Ich versuche mich zusammen zu reißen, tief durchzuatmen, mir einzureden, dass es jetzt auch nichts bringt wütend zu sein. Wie automatisch gehe ich in die Küche und nehme mir ein Glas aus dem Schrank über der Spüle. Danach greife ich zu der halb leeren Weinflasche und schenke mir ein. Alkohol ist vielleicht keine Lösung, aber es beruhigt mich ungemein.

Ich will nicht sagen, dass ich nicht betrunken gewesen wäre, als ich ein paar Stunden später dem Angebot von AME in einer WhatsApp-Nachricht zusage. Man könnte es auch eine Snapsidee nennen, fällt mir auf während ich das leere Snapsglas auf den Couchtisch stelle.

Wann ich genau eingeschlafen bin, kann ich am nächsten morgen nicht mehr so genau sagen. Mein Kopf dröhnt. Die Sirenen der Krankenwagen aus dem nahegelegenen Krankenhaus sind ohrenbetäubend laut. Gequält drehe ich mich auf die andere Seite und öffne meine Augen. Viel zu hell scheint die Sonne in mein Schlafzimmer. Schnell kneife ich meine Augen wieder zu, in der Hoffnung, dass der stechende Schmerz nachlässt. Blind ertaste ich den Wecker auf meinem Nachttisch und schaue kurz auf die Uhr. 10 Uhr. Naja, das geht ja sogar noch.

Einige Zeit bleibe ich noch liegen bevor ich mich aufraffe und in der Küche eine Flasche Sprudel leere. Anschließend zwinge ich mir noch ein kleines Frühstück runter, bevor ich mich auf die Suche nach meinem Handy begebe. In einer Rille zwischen den Sitzteilen meines Sofas finde ich es schlussendlich. Überrascht stelle ich fest, dass ich einige verpasste Anrufe und ungelesene Nachrichten habe.

Die anfängliche Verwirrung verflüchtigt sich aber wieder als mir einfällt, dass ich heute Nacht dem Job von AME zugesagt hatte. Sie hatten mich versucht zu erreichen. Wahrscheinlich um mich zur Vertragsunterzeichnung einzuladen. Ich hinterlasse Xenia eine kurze Nachricht, dass ich gerne um 14 Uhr im Hauptsitz des Managements vorbei kommen würde und die Zusammenarbeit offiziell machen würde.

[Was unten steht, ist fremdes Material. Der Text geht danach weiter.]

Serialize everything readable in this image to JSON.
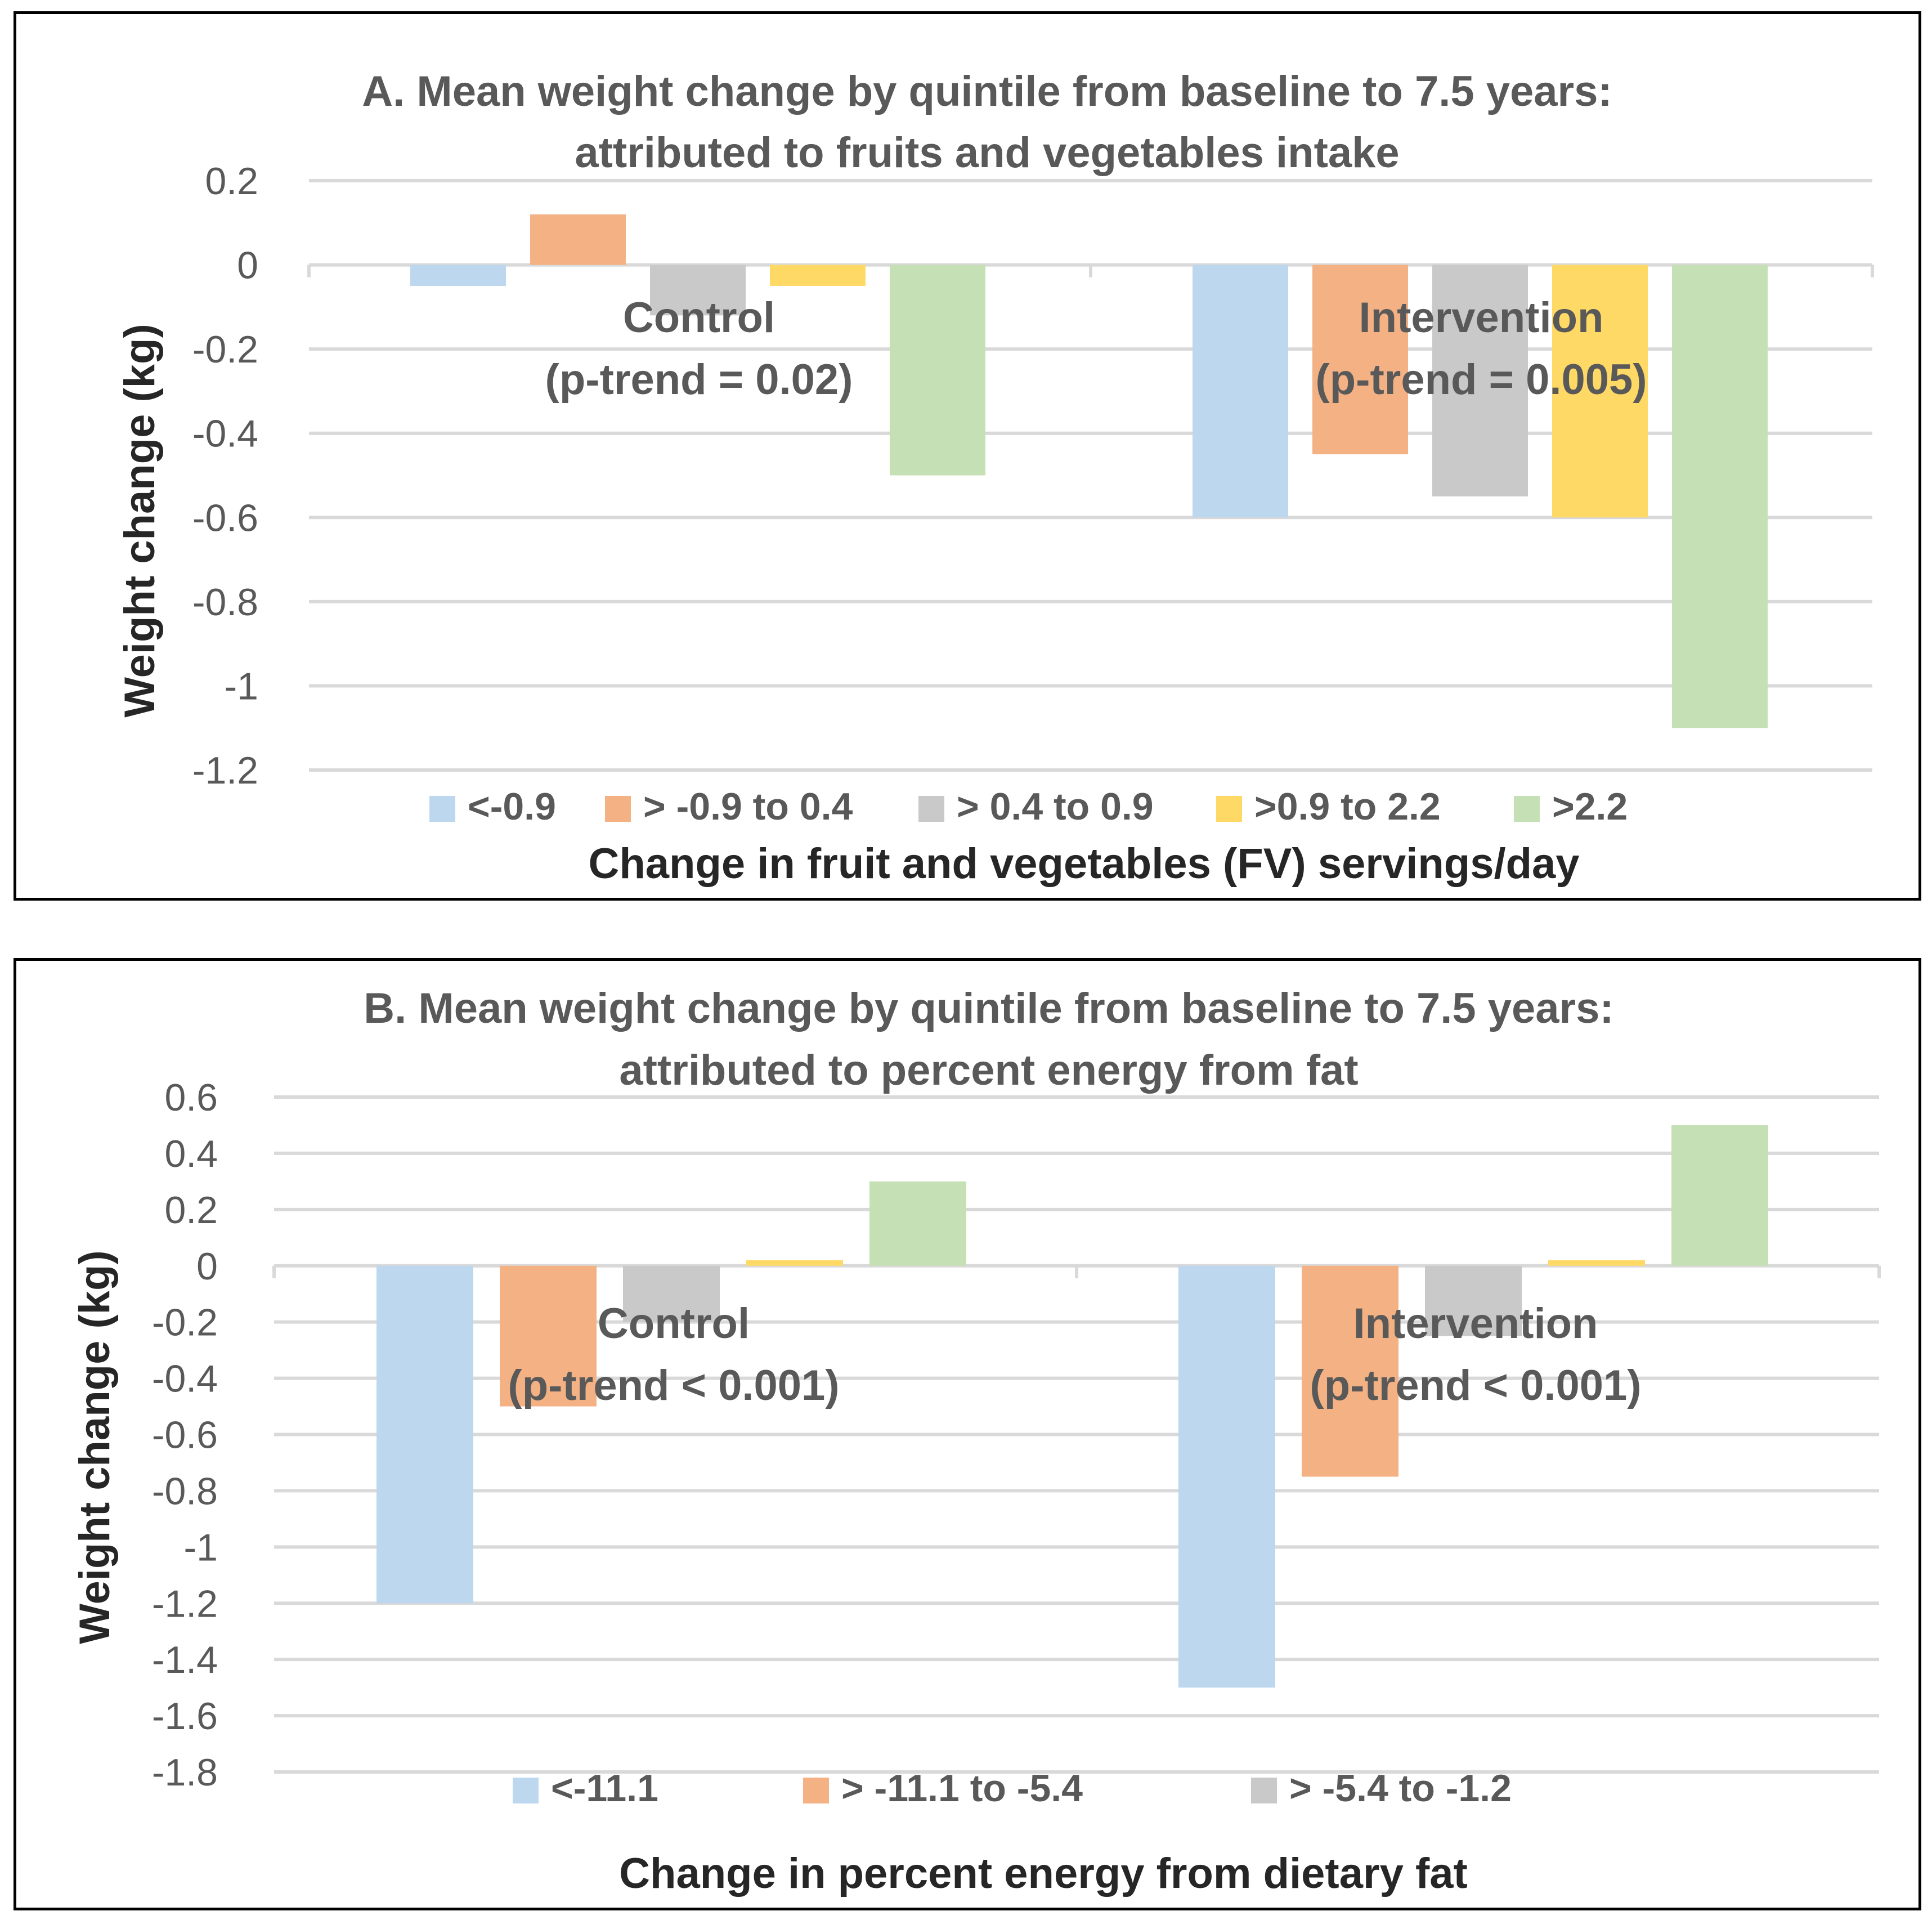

Vielleicht muss man sich manchmal einfach zu seinem Glück zwingen, die Chancen die einem geboten werden nutzen und es einfach auf sich zu kommen lassen, was daraus wird. Aufhören kann man dann immer noch.

Mit der neu gewonnen Lebensenergie krame ich aus den tiefen meines Kleiderschranks meine alten Sportklamotten und Laufschuhe. Wenn eine Lebensveränderung, dann richtig!

Schon nach den ersten Metern ist mir klar, dass ich ein unsportliches Wrack bin, aber ich zwinge mich weiterzulaufen. Nach einer Viertelstunde bin ich zwar schon ziemlich kaputt, aber es fühlt sich schön an sich ausgepowert zu haben. Der Herbst neigt sich zu Ende, aber dafür ist der Wind noch viel zu warm. Mir soll es recht sein, dann schaffe ich es vielleicht nochmal laufen zu gehen, bevor die Straßen glatt werden. Eine Verletzung kann ich echt nicht gebrauchen.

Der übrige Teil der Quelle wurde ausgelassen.